Ich pflege ja bei Liedern, die solche Schmusestimmung und Lagerfeuerromantik verbreiten, gerne von „akustischem Campinggeschirr“ zu reden. Es ist ein von mir geprägter Kampfbegriff, um zu verdeutlichen, daß das Neue Geistliche Lied, etwa zur Gitarre gesungen, genausowenig in die Heilige Messe gehört wie man auf die Idee käme, die Wandlung im Alubecher zu vollziehen. Allerdings muß man nach allem, was man aus anderen Pfarreien so hört, vermutlich mittlerweile sagen: bisher niemand auf die Idee gekommen ist, die Wandlung im Alubecher zu vollziehen … wer weiß, was noch kommt … Aber – das ist eine andere Baustelle!

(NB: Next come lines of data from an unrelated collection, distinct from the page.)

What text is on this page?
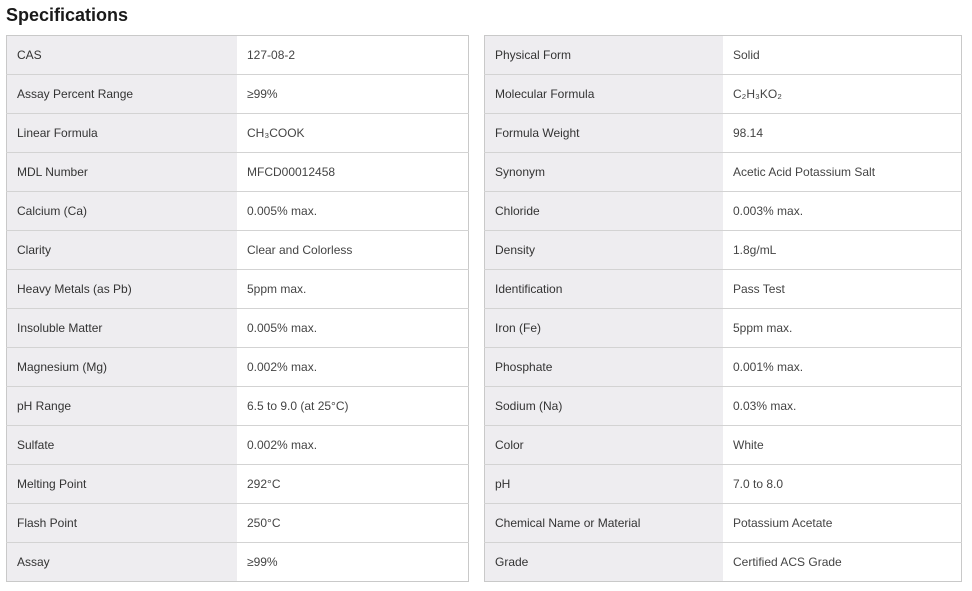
Specifications
CAS	127-08-2
Assay Percent Range	≥99%
Linear Formula	CH₃COOK
MDL Number	MFCD00012458
Calcium (Ca)	0.005% max.
Clarity	Clear and Colorless
Heavy Metals (as Pb)	5ppm max.
Insoluble Matter	0.005% max.
Magnesium (Mg)	0.002% max.
pH Range	6.5 to 9.0 (at 25°C)
Sulfate	0.002% max.
Melting Point	292°C
Flash Point	250°C
Assay	≥99%
Physical Form	Solid
Molecular Formula	C₂H₃KO₂
Formula Weight	98.14
Synonym	Acetic Acid Potassium Salt
Chloride	0.003% max.
Density	1.8g/mL
Identification	Pass Test
Iron (Fe)	5ppm max.
Phosphate	0.001% max.
Sodium (Na)	0.03% max.
Color	White
pH	7.0 to 8.0
Chemical Name or Material	Potassium Acetate
Grade	Certified ACS Grade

Da die christliche Erziehung sich jedoch nicht ausschließlich in der Heiligen Messe abspielen kann und sollte, haben solche Lieder und Interpretationen für Freizeiten, Treffen, Wallfahrten, das Singen im Unterricht etc. meines Erachtens absolut ihre Berechtigung und ich wollte auf diese wirklich qualitätvolle Einspielung unbedingt hingewiesen haben.